Matteo Falcinelli, la “violenza di Stato” e l’ipocrisia della politica
L’arresto shock dello studente italiano da parte dalla polizia della Florida è peggio del caso di Ilaria Salis: ma quanti strepitano contro il Governo di Orbán chiudono un occhio sull’amministrazione Biden
La vicenda di Matteo Falcinelli, lo studente italiano 25enne brutalmente fermato dalla polizia della Florida, è estremamente emblematica sotto vari punti di vista. A un livello più epidermico, perché apre anche gli occhi del Belpaese sull’assurda “violenza di Stato” che negli Usa, intollerabilmente, è quasi all’ordine del giorno. E più in profondità, perché squarcia il velo dell’ipocrisia di una politica per cui, parafrasando George Orwell, ci sono vittime “più uguali di altre”.
L’arresto shock di Matteo Falcinelli
Quella che doveva essere una tranquilla serata yankee è divenuta un incubo per Matteo Falcinelli, giovane spoletino che frequenta un master presso la Florida International University. E che, come ha ricostruito il Quotidiano Nazionale, ha subìto un arresto shock da parte delle forze dell’ordine del Sunshine State.
Il ragazzo, lo scorso febbraio, ha avuto un alterco col buttafuori di un locale di North Miami Beach perché credeva gli avessero rubato i suoi due cellulari. Aveva bevuto, e si è rifiutato di collaborare con gli agenti che volevano identificarlo.

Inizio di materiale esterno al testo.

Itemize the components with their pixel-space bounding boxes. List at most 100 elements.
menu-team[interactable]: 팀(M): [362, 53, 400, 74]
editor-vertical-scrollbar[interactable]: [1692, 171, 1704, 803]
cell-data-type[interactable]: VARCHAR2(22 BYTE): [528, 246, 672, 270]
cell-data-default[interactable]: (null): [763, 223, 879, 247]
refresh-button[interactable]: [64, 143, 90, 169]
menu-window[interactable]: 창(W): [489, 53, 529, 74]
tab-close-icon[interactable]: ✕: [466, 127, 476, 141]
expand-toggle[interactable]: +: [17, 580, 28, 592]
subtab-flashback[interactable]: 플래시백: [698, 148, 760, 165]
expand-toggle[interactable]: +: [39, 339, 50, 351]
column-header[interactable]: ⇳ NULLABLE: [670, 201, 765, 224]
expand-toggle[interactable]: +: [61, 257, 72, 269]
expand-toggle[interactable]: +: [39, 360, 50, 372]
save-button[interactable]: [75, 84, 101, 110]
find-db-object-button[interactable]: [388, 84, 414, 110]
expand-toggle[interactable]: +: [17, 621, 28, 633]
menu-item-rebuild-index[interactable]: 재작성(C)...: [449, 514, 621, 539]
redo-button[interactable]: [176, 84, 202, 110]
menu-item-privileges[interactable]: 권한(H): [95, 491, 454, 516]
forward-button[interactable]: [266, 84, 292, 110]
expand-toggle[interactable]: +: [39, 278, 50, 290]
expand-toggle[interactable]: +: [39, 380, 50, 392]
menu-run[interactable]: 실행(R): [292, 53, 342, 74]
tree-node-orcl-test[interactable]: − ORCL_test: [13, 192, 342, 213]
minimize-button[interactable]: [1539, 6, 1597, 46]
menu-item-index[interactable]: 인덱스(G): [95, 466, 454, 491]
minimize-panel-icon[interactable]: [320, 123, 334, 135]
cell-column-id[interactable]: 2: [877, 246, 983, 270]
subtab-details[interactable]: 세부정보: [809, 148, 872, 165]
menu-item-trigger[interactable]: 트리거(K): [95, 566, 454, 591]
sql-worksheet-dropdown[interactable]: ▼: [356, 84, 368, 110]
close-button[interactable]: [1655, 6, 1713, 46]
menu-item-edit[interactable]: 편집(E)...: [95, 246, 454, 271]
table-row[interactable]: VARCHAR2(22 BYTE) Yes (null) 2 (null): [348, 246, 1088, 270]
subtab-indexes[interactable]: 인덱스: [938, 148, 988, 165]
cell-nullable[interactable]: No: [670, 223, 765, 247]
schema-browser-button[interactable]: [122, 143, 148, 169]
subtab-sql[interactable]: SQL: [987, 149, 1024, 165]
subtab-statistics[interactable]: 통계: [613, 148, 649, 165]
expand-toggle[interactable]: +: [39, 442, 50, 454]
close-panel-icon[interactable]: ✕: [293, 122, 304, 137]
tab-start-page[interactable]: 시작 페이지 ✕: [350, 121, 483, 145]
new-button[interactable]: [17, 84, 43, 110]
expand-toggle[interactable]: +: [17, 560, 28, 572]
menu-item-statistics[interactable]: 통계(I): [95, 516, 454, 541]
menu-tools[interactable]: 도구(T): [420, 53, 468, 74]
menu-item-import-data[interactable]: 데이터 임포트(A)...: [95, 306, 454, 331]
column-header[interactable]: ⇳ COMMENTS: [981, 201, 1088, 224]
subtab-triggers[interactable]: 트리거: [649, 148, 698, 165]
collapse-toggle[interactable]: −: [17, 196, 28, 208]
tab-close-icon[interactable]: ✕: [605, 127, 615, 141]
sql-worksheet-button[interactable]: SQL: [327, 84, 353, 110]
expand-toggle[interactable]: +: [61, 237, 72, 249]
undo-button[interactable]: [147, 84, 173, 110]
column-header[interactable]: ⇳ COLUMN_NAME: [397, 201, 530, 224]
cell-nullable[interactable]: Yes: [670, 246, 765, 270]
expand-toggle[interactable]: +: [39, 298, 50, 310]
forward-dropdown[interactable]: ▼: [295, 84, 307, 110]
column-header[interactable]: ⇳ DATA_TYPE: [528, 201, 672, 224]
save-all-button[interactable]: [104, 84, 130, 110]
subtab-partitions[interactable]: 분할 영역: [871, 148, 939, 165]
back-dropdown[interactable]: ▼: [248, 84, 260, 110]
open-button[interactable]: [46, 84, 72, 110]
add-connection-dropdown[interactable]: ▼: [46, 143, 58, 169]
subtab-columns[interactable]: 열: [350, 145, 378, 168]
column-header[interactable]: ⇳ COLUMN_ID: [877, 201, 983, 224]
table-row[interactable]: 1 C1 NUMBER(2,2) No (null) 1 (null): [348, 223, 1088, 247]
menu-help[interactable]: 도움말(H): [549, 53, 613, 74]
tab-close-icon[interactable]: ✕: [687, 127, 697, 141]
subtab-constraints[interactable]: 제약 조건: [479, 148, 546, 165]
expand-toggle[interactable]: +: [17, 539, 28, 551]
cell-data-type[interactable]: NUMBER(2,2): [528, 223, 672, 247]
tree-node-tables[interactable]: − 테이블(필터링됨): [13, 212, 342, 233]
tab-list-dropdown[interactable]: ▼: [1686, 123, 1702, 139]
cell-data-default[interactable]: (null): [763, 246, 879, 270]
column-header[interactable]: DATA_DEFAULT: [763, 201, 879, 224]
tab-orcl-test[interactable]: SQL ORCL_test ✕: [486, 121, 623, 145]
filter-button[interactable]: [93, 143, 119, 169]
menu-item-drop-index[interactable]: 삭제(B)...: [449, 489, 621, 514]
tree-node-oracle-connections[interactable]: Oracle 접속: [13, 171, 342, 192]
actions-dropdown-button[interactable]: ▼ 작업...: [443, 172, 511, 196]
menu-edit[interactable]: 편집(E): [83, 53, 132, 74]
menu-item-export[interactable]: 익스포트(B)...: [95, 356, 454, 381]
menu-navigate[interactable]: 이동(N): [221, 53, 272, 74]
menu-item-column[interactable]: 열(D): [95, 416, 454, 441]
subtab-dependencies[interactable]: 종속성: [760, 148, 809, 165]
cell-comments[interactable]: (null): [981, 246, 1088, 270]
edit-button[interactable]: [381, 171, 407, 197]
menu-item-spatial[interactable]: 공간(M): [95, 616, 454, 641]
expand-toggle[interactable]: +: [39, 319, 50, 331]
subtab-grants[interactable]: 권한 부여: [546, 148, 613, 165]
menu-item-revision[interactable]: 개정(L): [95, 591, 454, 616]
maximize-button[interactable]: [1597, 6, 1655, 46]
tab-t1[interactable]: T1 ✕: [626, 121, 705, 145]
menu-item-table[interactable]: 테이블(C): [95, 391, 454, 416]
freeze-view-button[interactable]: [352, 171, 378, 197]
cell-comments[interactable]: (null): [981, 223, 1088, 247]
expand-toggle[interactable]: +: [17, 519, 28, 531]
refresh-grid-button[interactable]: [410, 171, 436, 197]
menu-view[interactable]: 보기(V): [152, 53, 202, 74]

Questi ultimi, come immortalato dalle loro bodycam, lo hanno quindi sbattuto a terra, premendogli il volto contro l’asfalto, con un ginocchio premuto contro il collo. La stessa manovra che, nel 2020, era costata la vita al povero George Floyd, il cui allucinante omicidio aveva scatenato le proteste indignate della comunità afroamericana.
Una volta tradotto in centrale, l’universitario è stato sottoposto al cosiddetto hogtie che, come spiega l’Adnkronos, corrisponde sostanzialmente a un incaprettamento. In quattro, infatti, con una cinghia gli hanno legato i piedi alle manette dietro la schiena e hanno tirato per tredici lunghissimi minuti. Quando c’è chi, in quella posizione, smette di respirare dopo appena 150 secondi.
Alcune vittime sono “più uguali di altre”?
Si tratta, com’è evidente, di un caso ben peggiore di quello di Ilaria Salis. L’insegnante accusata di aver aggredito dei (presunti) neonazisti in Ungheria, e condotta in tribunale con le manette e le catene ai piedi e ai polsi.
Questo trattamento aveva comprensibilmente suscitato una vasta ondata di rimostranze, anche di partiti (e leader) che strepitavano contro lo stesso Governo di Budapest. Ma che, curiosamente, restano ora silenziosi di fronte alle palesi disfunzioni del sistema giudiziario d’Oltreoceano. Un doppiopesismo che, a pensar male, si potrebbe anche considerare derivante dall’opposta prossimità ideologica verso il Premier magiaro Viktor Orbán e verso Sleepy Joe Biden.
E sì che basterebbe ricordarsi un paio di princìpi base della civiltà e del diritto. Per esempio, che è legittimo processare quanti sono accusati di un reato là dove lo avrebbero commesso, riconoscendo però loro – sempre – l’inviolabile dignità di esseri umani. Non dovrebbe essere così complicato, no?